The two policemen were killed on August 26 in Gostivar. Danail Jankovski, 47, and Aleksandar Nikolic, 39, died when drivers of a car with foreign license plates fired at the checkpoint where they were on duty, leaving the scene at great speed.
The militant Albanian National Army, ANA, said it was responsible for the killing. Although the group is in conflict with Ahmeti, protesters began demanding the latter's arrest.
Within 12 hours of the Gostivar killings, Macedonians from the suburbs were blocking roads into the city, building barricades of cars, and buses. At a rally that followed, protesters carried placards bearing the messages, "Stop Ahmeti and his murderers", and "Ahmeti, we'll catch you".
The public prosecutor, Stavre Dzikov, and controversial hard line interior minister, Ljupce Boskovski, have backed the arrest calls.
The aim of the protesters was to prevent the DUI leader from reaching Skopje and addressing a pre-election rally scheduled for Saturday.
The headquarters of two Albanian political parties in Skopje were attacked on Thursday and the headquarters of the People's Democratic Party, NDP, led by Kastriot Haxhirexha, was set on fire. A bomb went off in front of Ahmeti's house in Skopje and a Molotov cocktail was also thrown at it. There were no injuries.
Ahmeti's party described the assaults as pressure organised by the authorities. In a letter to the international community, the party spokesman, Agron Buxhaku, said "certain circles" in the government were trying to "organise sabotage, media blockades and arrests of party leaders".
The NDP complained that police did not even investigate the arson attack on their headquarters. They said the fire was organised by the ruling parties who were jealous of their popularity.
However, the police suggested the blaze was the work of other ethnic Albanians. The interior ministry blamed terrorist groups trying to destabilise the country two weeks before the election.
Dzikov, a VMRO member, backed the call for Ahmeti's arrest, saying if charges were brought against any citizen "they should be arrested so that law and order will be respected". Dzikov claimed the internationally-brokered amnesty for rebel fighters did not apply to anyone charged with terrorism.
Leaders of the four biggest Albanian parties on Friday, including the DUI and rulling DPA, strongly condemned the kidnapping of Macedonian civilians near Gostivar and the recent increase in violence.
VMRO and its Liberal Democratic Party partners have used the crisis to demand that the opposition Social Democratic Alliance of Macedonia sign an agreement, politically isolating Ahmeti.

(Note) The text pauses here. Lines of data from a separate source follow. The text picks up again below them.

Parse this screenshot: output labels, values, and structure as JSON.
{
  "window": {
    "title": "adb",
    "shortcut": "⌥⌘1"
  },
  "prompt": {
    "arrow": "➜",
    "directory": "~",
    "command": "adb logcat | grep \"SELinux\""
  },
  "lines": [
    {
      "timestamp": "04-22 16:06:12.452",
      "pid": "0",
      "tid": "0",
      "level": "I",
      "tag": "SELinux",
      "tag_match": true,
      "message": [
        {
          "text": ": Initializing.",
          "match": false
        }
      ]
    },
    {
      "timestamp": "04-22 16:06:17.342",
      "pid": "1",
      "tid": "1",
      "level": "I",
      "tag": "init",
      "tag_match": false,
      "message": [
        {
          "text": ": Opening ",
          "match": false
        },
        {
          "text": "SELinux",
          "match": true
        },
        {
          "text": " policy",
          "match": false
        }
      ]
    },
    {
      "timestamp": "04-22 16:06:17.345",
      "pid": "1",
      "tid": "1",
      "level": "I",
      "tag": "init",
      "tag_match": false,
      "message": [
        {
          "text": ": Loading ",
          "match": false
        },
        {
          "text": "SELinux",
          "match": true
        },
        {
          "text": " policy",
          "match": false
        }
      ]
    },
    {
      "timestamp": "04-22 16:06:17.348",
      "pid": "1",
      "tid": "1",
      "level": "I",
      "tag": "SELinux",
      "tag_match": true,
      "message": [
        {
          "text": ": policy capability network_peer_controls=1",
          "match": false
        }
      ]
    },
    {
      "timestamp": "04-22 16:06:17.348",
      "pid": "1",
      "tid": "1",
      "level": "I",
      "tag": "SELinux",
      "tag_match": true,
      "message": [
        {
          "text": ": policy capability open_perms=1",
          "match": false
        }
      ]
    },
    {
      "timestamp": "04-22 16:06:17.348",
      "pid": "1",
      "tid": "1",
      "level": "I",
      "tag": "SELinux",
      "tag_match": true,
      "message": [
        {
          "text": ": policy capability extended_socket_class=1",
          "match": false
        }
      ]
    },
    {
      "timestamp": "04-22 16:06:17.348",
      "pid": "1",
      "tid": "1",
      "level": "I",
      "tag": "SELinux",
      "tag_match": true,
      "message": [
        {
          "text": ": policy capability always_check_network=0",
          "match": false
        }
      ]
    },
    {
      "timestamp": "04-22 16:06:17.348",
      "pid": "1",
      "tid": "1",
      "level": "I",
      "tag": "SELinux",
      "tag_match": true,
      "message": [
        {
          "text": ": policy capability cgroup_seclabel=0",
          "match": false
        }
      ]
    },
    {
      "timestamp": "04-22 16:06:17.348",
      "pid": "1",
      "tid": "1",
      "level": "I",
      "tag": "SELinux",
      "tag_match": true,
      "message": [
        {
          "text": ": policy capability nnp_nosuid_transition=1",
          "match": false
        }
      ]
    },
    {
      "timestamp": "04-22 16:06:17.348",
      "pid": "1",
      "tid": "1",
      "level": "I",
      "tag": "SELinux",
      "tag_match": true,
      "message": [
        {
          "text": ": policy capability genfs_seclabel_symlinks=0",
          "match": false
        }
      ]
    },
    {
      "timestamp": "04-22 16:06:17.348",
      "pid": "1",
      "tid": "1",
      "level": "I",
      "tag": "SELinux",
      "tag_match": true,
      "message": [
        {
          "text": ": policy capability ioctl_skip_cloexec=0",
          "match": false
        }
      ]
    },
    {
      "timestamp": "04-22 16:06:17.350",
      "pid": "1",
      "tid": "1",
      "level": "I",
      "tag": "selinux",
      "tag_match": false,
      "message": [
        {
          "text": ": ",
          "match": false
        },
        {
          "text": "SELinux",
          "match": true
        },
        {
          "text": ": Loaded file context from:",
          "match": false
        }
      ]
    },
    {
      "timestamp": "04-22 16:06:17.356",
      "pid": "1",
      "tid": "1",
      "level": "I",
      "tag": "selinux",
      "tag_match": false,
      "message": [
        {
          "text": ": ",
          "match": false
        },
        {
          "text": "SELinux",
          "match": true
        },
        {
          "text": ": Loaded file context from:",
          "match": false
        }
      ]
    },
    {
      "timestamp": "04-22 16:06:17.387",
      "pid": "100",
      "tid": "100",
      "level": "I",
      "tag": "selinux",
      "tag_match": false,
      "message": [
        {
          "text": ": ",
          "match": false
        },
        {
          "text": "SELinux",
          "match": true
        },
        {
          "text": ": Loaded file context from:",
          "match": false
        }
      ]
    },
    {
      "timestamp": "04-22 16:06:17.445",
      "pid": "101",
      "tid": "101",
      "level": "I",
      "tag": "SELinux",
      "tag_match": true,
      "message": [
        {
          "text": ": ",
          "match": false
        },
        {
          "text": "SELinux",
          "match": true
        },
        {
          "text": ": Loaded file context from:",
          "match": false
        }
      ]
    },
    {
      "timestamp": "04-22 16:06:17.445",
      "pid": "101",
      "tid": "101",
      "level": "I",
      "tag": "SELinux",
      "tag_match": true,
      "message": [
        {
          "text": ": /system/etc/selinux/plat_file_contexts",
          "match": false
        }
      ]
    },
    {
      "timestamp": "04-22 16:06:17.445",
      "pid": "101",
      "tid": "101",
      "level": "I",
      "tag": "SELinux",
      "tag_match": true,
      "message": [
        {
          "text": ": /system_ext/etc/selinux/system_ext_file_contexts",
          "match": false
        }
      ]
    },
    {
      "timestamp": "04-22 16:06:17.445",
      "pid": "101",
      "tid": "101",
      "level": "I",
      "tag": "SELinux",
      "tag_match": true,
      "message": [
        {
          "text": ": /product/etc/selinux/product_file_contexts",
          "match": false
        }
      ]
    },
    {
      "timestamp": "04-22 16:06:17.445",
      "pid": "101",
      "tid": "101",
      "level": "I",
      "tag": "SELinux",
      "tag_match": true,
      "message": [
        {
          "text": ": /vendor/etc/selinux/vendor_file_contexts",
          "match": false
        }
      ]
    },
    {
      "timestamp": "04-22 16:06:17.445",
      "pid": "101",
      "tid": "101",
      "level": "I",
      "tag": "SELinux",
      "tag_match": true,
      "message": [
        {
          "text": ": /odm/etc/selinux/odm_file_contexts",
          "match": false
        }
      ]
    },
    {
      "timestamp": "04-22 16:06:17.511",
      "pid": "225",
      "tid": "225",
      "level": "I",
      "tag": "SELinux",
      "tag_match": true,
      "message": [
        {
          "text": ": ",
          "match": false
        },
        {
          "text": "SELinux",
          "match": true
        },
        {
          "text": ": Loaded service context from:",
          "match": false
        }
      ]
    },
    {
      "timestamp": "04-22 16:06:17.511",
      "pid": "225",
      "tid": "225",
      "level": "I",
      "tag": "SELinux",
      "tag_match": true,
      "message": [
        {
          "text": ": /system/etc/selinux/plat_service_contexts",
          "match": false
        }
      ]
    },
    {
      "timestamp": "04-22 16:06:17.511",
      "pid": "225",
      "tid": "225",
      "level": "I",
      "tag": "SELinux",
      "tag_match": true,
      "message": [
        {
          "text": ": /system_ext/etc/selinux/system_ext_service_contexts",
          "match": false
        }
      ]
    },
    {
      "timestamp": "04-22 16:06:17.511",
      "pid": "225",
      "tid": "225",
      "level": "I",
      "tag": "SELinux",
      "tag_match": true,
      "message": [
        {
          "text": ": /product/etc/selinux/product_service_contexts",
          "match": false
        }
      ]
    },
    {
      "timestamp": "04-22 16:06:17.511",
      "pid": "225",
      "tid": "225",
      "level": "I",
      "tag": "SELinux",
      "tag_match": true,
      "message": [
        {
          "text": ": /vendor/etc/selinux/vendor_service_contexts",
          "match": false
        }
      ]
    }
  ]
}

They want all Macedonian parties to promise not to form a coalition with the DUI after the election. "This is not pre-election marketing, but a serious proposal for protecting the national interests," the VMRO said.
Some of the smaller parties are deeply sceptical of the motives for such an agreement, suggesting the killing of the two policeman was organised by government agents to increase tension.
Incidents resulting in injuries have, however, become an almost daily part of Macedonia's pre-election life. On 15 August, two soldiers were lightly wounded in an attack on a barracks in Skopje. The attackers fired from automatic guns and threw a bomb at the troops. On the same day, an ethnic Albanian from the village of Aracinovo wounded a member of Ahmeti's party in a fight.
On 16 August, a car full of weapons exploded on the Skopje-Blace road. On the same day, a bomb destroyed a pastry shop in the Kumanovo region, while in a separate incident the police said one of its checkpoints was attacked near the village of Opae.
Various gangs on the Tetovo-Gostivar highway have been erecting placing blockades and robbing drivers.
The pre-election violence has raised concern for the future of the peace agreement in international circles. They fear the killing of the policemen, the attacks on the offices of Albanian parties and the road blockades herald a potentially dangerous escalation of tension.